|Jim Cullen||July 28th 2011|
History News Network
Does the Noise in My Head Bother You?: A Rock and Roll Memoir. Steven Tyler. HarperCollins. 2011. 400 pages.
Like a meal at McDonald's, reading autobiographies of pop culture artists always seems like a better idea before I begin than after I'm finished. I start out wondering how particular works of art I've always loved got made, but by the time I'm done reading I find myself amazed that the person I've read about was actually capable of such achievements. Their tics, stories, and laments seem to demystify them to the point that putting down the book feels as if I'm finally parting after spending too long on vacation with someone I thought I liked. If familiarity doesn't breed contempt, it does engender impatience.
I've long been a fan of the rock band Aerosmith, and I've long liked its lead singer Steven Tyler, no time more so than recent stories about the graceful way he handled a wheelchair-bound woman as one of the talent judges of American Idol. Though long regarded as Rolling Stones knockoffs -- Tyler's autobiography arrives in the wake of Keith Richards' widely acclaimed Life -- Aerosmith was responsible for some of the memorable songs of the 1970s: "Dream On," "Sweet Emotion," and, of course, "Walk this Way," which received a new lease on life when it became a hip-hop hit for Run DMC in 1985.

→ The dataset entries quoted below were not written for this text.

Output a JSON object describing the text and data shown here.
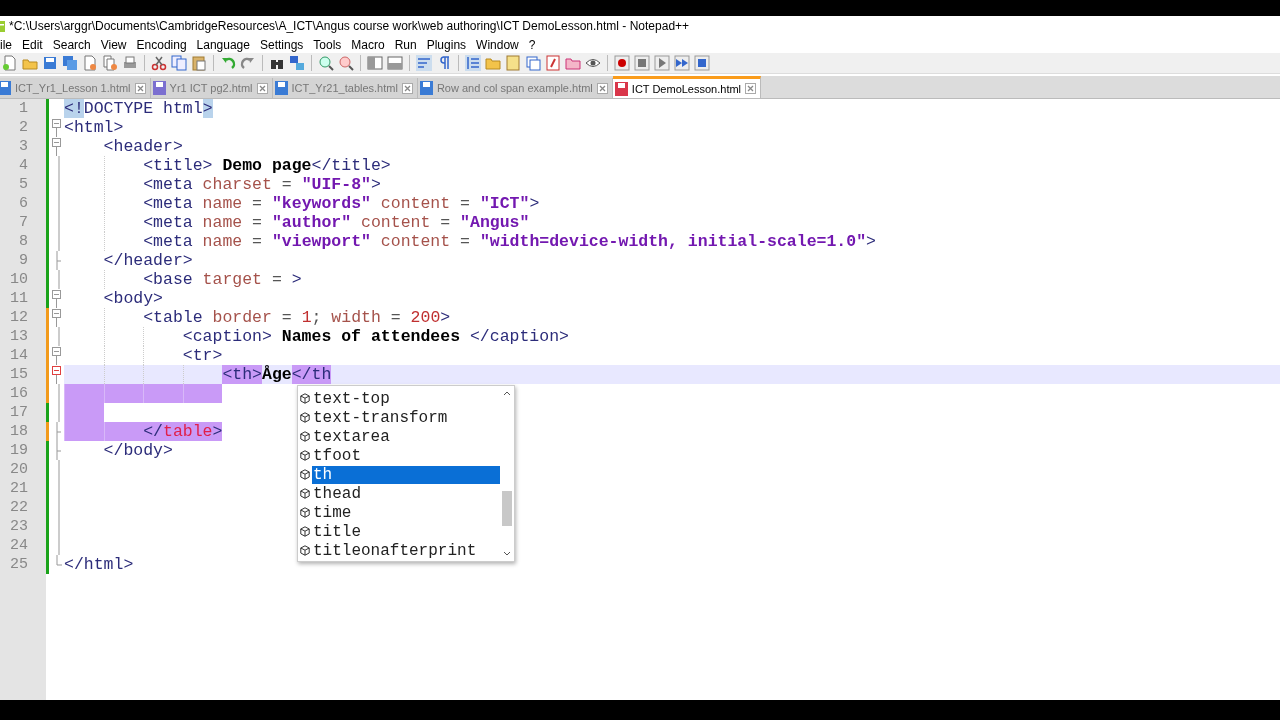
{
  "window": {
    "title": "*C:\\Users\\arggr\\Documents\\CambridgeResources\\A_ICT\\Angus course work\\web authoring\\ICT DemoLesson.html - Notepad++"
  },
  "menu": [
    "ile",
    "Edit",
    "Search",
    "View",
    "Encoding",
    "Language",
    "Settings",
    "Tools",
    "Macro",
    "Run",
    "Plugins",
    "Window",
    "?"
  ],
  "tabs": [
    {
      "label": "ICT_Yr1_Lesson 1.html",
      "modified": false,
      "readonly": false,
      "selected": false
    },
    {
      "label": "Yr1 ICT pg2.html",
      "modified": false,
      "readonly": true,
      "selected": false
    },
    {
      "label": "ICT_Yr21_tables.html",
      "modified": false,
      "readonly": false,
      "selected": false
    },
    {
      "label": "Row and col span example.html",
      "modified": false,
      "readonly": false,
      "selected": false
    },
    {
      "label": "ICT DemoLesson.html",
      "modified": true,
      "readonly": false,
      "selected": true
    }
  ],
  "editor": {
    "lines": [
      {
        "number": "1",
        "modified": false,
        "kind": "plain",
        "current": false,
        "tokens": [
          {
            "t": "<!",
            "kind": "tag",
            "matched_brace": true
          },
          {
            "t": "DOCTYPE html",
            "kind": "tag"
          },
          {
            "t": ">",
            "kind": "tag",
            "matched_brace": true
          }
        ]
      },
      {
        "number": "2",
        "modified": false,
        "kind": "fold-start",
        "current": false,
        "tokens": [
          {
            "t": "<html>",
            "kind": "tag"
          }
        ]
      },
      {
        "number": "3",
        "modified": false,
        "kind": "fold-start",
        "current": false,
        "indent": [
          {
            "highlighted": false
          }
        ],
        "tokens": [
          {
            "t": "<header>",
            "kind": "tag"
          }
        ]
      },
      {
        "number": "4",
        "modified": false,
        "kind": "fold-body",
        "current": false,
        "indent": [
          {
            "highlighted": false
          },
          {
            "highlighted": false
          }
        ],
        "tokens": [
          {
            "t": "<title> ",
            "kind": "tag"
          },
          {
            "t": "Demo page",
            "kind": "text"
          },
          {
            "t": "</title>",
            "kind": "tag"
          }
        ]
      },
      {
        "number": "5",
        "modified": false,
        "kind": "fold-body",
        "current": false,
        "indent": [
          {
            "highlighted": false
          },
          {
            "highlighted": false
          }
        ],
        "tokens": [
          {
            "t": "<meta ",
            "kind": "tag"
          },
          {
            "t": "charset",
            "kind": "attr"
          },
          {
            "t": " = ",
            "kind": "plain"
          },
          {
            "t": "\"UIF-8\"",
            "kind": "value"
          },
          {
            "t": ">",
            "kind": "tag"
          }
        ]
      },
      {
        "number": "6",
        "modified": false,
        "kind": "fold-body",
        "current": false,
        "indent": [
          {
            "highlighted": false
          },
          {
            "highlighted": false
          }
        ],
        "tokens": [
          {
            "t": "<meta ",
            "kind": "tag"
          },
          {
            "t": "name",
            "kind": "attr"
          },
          {
            "t": " = ",
            "kind": "plain"
          },
          {
            "t": "\"keywords\" ",
            "kind": "value"
          },
          {
            "t": "content",
            "kind": "attr"
          },
          {
            "t": " = ",
            "kind": "plain"
          },
          {
            "t": "\"ICT\"",
            "kind": "value"
          },
          {
            "t": ">",
            "kind": "tag"
          }
        ]
      },
      {
        "number": "7",
        "modified": false,
        "kind": "fold-body",
        "current": false,
        "indent": [
          {
            "highlighted": false
          },
          {
            "highlighted": false
          }
        ],
        "tokens": [
          {
            "t": "<meta ",
            "kind": "tag"
          },
          {
            "t": "name",
            "kind": "attr"
          },
          {
            "t": " = ",
            "kind": "plain"
          },
          {
            "t": "\"author\" ",
            "kind": "value"
          },
          {
            "t": "content",
            "kind": "attr"
          },
          {
            "t": " = ",
            "kind": "plain"
          },
          {
            "t": "\"Angus\"",
            "kind": "value"
          }
        ]
      },
      {
        "number": "8",
        "modified": false,
        "kind": "fold-body",
        "current": false,
        "indent": [
          {
            "highlighted": false
          },
          {
            "highlighted": false
          }
        ],
        "tokens": [
          {
            "t": "<meta ",
            "kind": "tag"
          },
          {
            "t": "name",
            "kind": "attr"
          },
          {
            "t": " = ",
            "kind": "plain"
          },
          {
            "t": "\"viewport\" ",
            "kind": "value"
          },
          {
            "t": "content",
            "kind": "attr"
          },
          {
            "t": " = ",
            "kind": "plain"
          },
          {
            "t": "\"width=device-width, initial-scale=1.0\"",
            "kind": "value"
          },
          {
            "t": ">",
            "kind": "tag"
          }
        ]
      },
      {
        "number": "9",
        "modified": false,
        "kind": "fold-end",
        "current": false,
        "indent": [
          {
            "highlighted": false
          }
        ],
        "tokens": [
          {
            "t": "</header>",
            "kind": "tag"
          }
        ]
      },
      {
        "number": "10",
        "modified": false,
        "kind": "fold-body",
        "current": false,
        "indent": [
          {
            "highlighted": false
          },
          {
            "highlighted": false
          }
        ],
        "tokens": [
          {
            "t": "<base ",
            "kind": "tag"
          },
          {
            "t": "target",
            "kind": "attr"
          },
          {
            "t": " = ",
            "kind": "plain"
          },
          {
            "t": ">",
            "kind": "tag"
          }
        ]
      },
      {
        "number": "11",
        "modified": false,
        "kind": "fold-start",
        "current": false,
        "indent": [
          {
            "highlighted": false
          }
        ],
        "tokens": [
          {
            "t": "<body>",
            "kind": "tag"
          }
        ]
      },
      {
        "number": "12",
        "modified": true,
        "kind": "fold-start",
        "current": false,
        "indent": [
          {
            "highlighted": false
          },
          {
            "highlighted": false
          }
        ],
        "tokens": [
          {
            "t": "<table ",
            "kind": "tag"
          },
          {
            "t": "border",
            "kind": "attr"
          },
          {
            "t": " = ",
            "kind": "plain"
          },
          {
            "t": "1",
            "kind": "number"
          },
          {
            "t": "; ",
            "kind": "plain"
          },
          {
            "t": "width",
            "kind": "attr"
          },
          {
            "t": " = ",
            "kind": "plain"
          },
          {
            "t": "200",
            "kind": "number"
          },
          {
            "t": ">",
            "kind": "tag"
          }
        ]
      },
      {
        "number": "13",
        "modified": true,
        "kind": "fold-body",
        "current": false,
        "indent": [
          {
            "highlighted": false
          },
          {
            "highlighted": false
          },
          {
            "highlighted": false
          }
        ],
        "tokens": [
          {
            "t": "<caption> ",
            "kind": "tag"
          },
          {
            "t": "Names of attendees ",
            "kind": "text"
          },
          {
            "t": "</caption>",
            "kind": "tag"
          }
        ]
      },
      {
        "number": "14",
        "modified": true,
        "kind": "fold-start",
        "current": false,
        "indent": [
          {
            "highlighted": false
          },
          {
            "highlighted": false
          },
          {
            "highlighted": false
          }
        ],
        "tokens": [
          {
            "t": "<tr>",
            "kind": "tag"
          }
        ]
      },
      {
        "number": "15",
        "modified": true,
        "kind": "fold-start",
        "current": true,
        "indent": [
          {
            "highlighted": false
          },
          {
            "highlighted": false
          },
          {
            "highlighted": false
          },
          {
            "highlighted": false
          }
        ],
        "tokens": [
          {
            "t": "<th>",
            "kind": "tag",
            "matched_tag": true
          },
          {
            "t": "Åge",
            "kind": "text"
          },
          {
            "t": "</th",
            "kind": "tag",
            "matched_tag": true
          }
        ]
      },
      {
        "number": "16",
        "modified": true,
        "kind": "fold-body",
        "current": false,
        "indent": [
          {
            "highlighted": true
          },
          {
            "highlighted": true
          },
          {
            "highlighted": true
          },
          {
            "highlighted": true
          }
        ]
      },
      {
        "number": "17",
        "modified": false,
        "kind": "fold-body",
        "current": false,
        "indent": [
          {
            "highlighted": true
          }
        ]
      },
      {
        "number": "18",
        "modified": true,
        "kind": "fold-end",
        "current": false,
        "indent": [
          {
            "highlighted": true
          },
          {
            "highlighted": true
          }
        ],
        "tokens": [
          {
            "t": "</",
            "kind": "tag",
            "matched_tag": true
          },
          {
            "t": "table",
            "kind": "error",
            "matched_tag": true
          },
          {
            "t": ">",
            "kind": "tag",
            "matched_tag": true
          }
        ]
      },
      {
        "number": "19",
        "modified": false,
        "kind": "fold-end",
        "current": false,
        "indent": [
          {
            "highlighted": false
          }
        ],
        "tokens": [
          {
            "t": "</body>",
            "kind": "tag"
          }
        ]
      },
      {
        "number": "20",
        "modified": false,
        "kind": "fold-body",
        "current": false
      },
      {
        "number": "21",
        "modified": false,
        "kind": "fold-body",
        "current": false
      },
      {
        "number": "22",
        "modified": false,
        "kind": "fold-body",
        "current": false
      },
      {
        "number": "23",
        "modified": false,
        "kind": "fold-body",
        "current": false
      },
      {
        "number": "24",
        "modified": false,
        "kind": "fold-body",
        "current": false
      },
      {
        "number": "25",
        "modified": false,
        "kind": "document-end",
        "current": false,
        "tokens": [
          {
            "t": "</html>",
            "kind": "tag"
          }
        ]
      }
    ]
  },
  "autocomplete": {
    "items": [
      {
        "label": "text-top",
        "selected": false
      },
      {
        "label": "text-transform",
        "selected": false
      },
      {
        "label": "textarea",
        "selected": false
      },
      {
        "label": "tfoot",
        "selected": false
      },
      {
        "label": "th",
        "selected": true
      },
      {
        "label": "thead",
        "selected": false
      },
      {
        "label": "time",
        "selected": false
      },
      {
        "label": "title",
        "selected": false
      },
      {
        "label": "titleonafterprint",
        "selected": false
      }
    ]
  }
}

After struggling with drug and alcohol addictions, Tyler and his bandmates enjoyed a renaissance with a string of pop hits in beginning in the late 1980s, greatly aided by some classic MTV videos (like "Crazy," starring Liv Tyler, a daughter from one of his three marriages), and had a #1 hit in 1998 with "I Don't Want to Miss a Thing." In recent years, the term "rock star" has become a metaphorical term for someone who's celebrated in his field. But back in the day when rock was king, Tyler was a bona fide rock star, and a title he's riding into a celebrity retirement.
For a while, the noise in Tyler's head didn't bother me at all. You understand going into a book like this that you can't expect a carefully sequenced story line, much less self-aware appraisals, though it's a bit disappointing that Rolling Stone veteran and co-writer David Dalton couldn't impose more order on the material. I was charmed by Tyler's recollections of his summers in New Hampshire and his teen years in Yonkers, New York, though it would have been nice if he had explained his father was a music teacher a chapter or two before he did, for example. I particularly liked Tyler's description of his day-to-day life on tour, which gives readers a glimpse of the intriguing rhythm of a performing career and how different it is from most workaday routines. Tyler mentions blowing through a million dollars on hotel bills on a typical tour, and the millions of dollars that went up his nose. Knowing more about his relationship to the business as he experienced it would have been interesting, as would more details on songwriting and fewer excerpts from his largely forgettable lyrics.
But after a while the pleasures wear thin. Particularly because they're crowded in with a whole lot of narcissism: Tyler's laments about how his bandmates don't understand his constructive advice, how his wives don't understand his need for additional female companionship, how his managers and therapists don't understand his addictions, and so on. His children seem to wander in and out of the narrative like groupies. And the accounts of his various physical ailments and operations make you long for the good old days of youthful self-indulgent excess.
Actually, I thought the most arresting material in the Does the Noise in My Head Bother You? was ancillary, notably its many photos. I bought the "enhanced edition" Kindle edition of the book, which came with a series of supplemental audio and video files. They include a clip of Tyler talking with Dalton, which gives one a pretty good idea about how the book took shape. They also include a series of brief videos with Tyler talking about aspects of his life and work. These were quite compelling; hearing his actual voice and watching his gestures was more vivid than words on a page (his words, anyway). I suspect that the autobiography makes for a pretty good audio book. I also suspect this package points the way toward the future of e-books as a medium, at least when intellectual property issues don't stand in the way of illustrative excerpts and clips as part of a written narrative.
In any case, print is not Tyler's medium. It cheers one to see him and hear him, not read him. Keep your day -- make that night -- job, Mr. Tyler. Rock on.
Jim Cullen teaches at the Ethical Culture Fieldston School in New York and is a book review editor at the History News Network.